The Road Ahead: Discovery, Rights, and Premium Content
Here’s how we think publishers should be preparing:
1. Treat bots as a class of users – Measure their value, track their interactions, and establish identity, not just block them.
2. Signal rights and intent clearly – Publishers need machine-readable metadata: rights, permissions, usage conditions, so AI systems understand what they can and cannot do.
3. Separate discovery from usage monetization – Discovery can be public, but usage (summarization, training, reuse) should require consent and potentially compensation.
4. Build or join content marketplaces – A marketplace layer could bring relevance, quality, and rights data to the surface in ways traditional search never did.

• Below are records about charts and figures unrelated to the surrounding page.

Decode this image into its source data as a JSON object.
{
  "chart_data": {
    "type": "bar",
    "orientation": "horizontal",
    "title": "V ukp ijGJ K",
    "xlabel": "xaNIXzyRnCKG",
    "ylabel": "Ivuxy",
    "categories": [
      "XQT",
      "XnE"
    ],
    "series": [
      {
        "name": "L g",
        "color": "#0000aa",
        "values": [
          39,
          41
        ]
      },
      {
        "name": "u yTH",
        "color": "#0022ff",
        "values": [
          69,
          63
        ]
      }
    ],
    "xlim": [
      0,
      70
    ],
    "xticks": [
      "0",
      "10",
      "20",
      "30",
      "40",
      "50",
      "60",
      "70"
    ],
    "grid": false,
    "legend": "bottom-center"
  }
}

5. Diversify beyond referral traffic – Subscription, direct licensing, APIs and usage-based models are becoming more important as click-based ad revenue declines.
What This Means for Premium Publishers
The open web has entered an AI economics era, not just an AI technology era. The impact of AI search is not modest or transient, it is dismantling old traffic models.
Workshop participants and Roberts underscored that without new standards, publishers will continue to lose influence and revenue.
“The way publishers have traditionally measured success—by traffic—is changing fast. AI search is rewriting the rules, and zero-click answers mean fewer clicks, not less value. The real opportunity is in recognizing the contribution publishers make to this new discovery landscape and creating clear, actionable ways to monetize it. At Nomix Group, we’re focused on building systems that don’t chase illusions of old traffic but instead capture real value where commerce actually happens.”
— Todd Ulise, Chief Revenue Officer, Nomix Group
But the good news is that standards like CoMP, combined with strategic rights management and monetization frameworks, offer a pathway forward. Publishers who engage early with these protocols, build machine-readable rights signals, and lean into new discovery markets will have an advantage in the next chapter of content economics.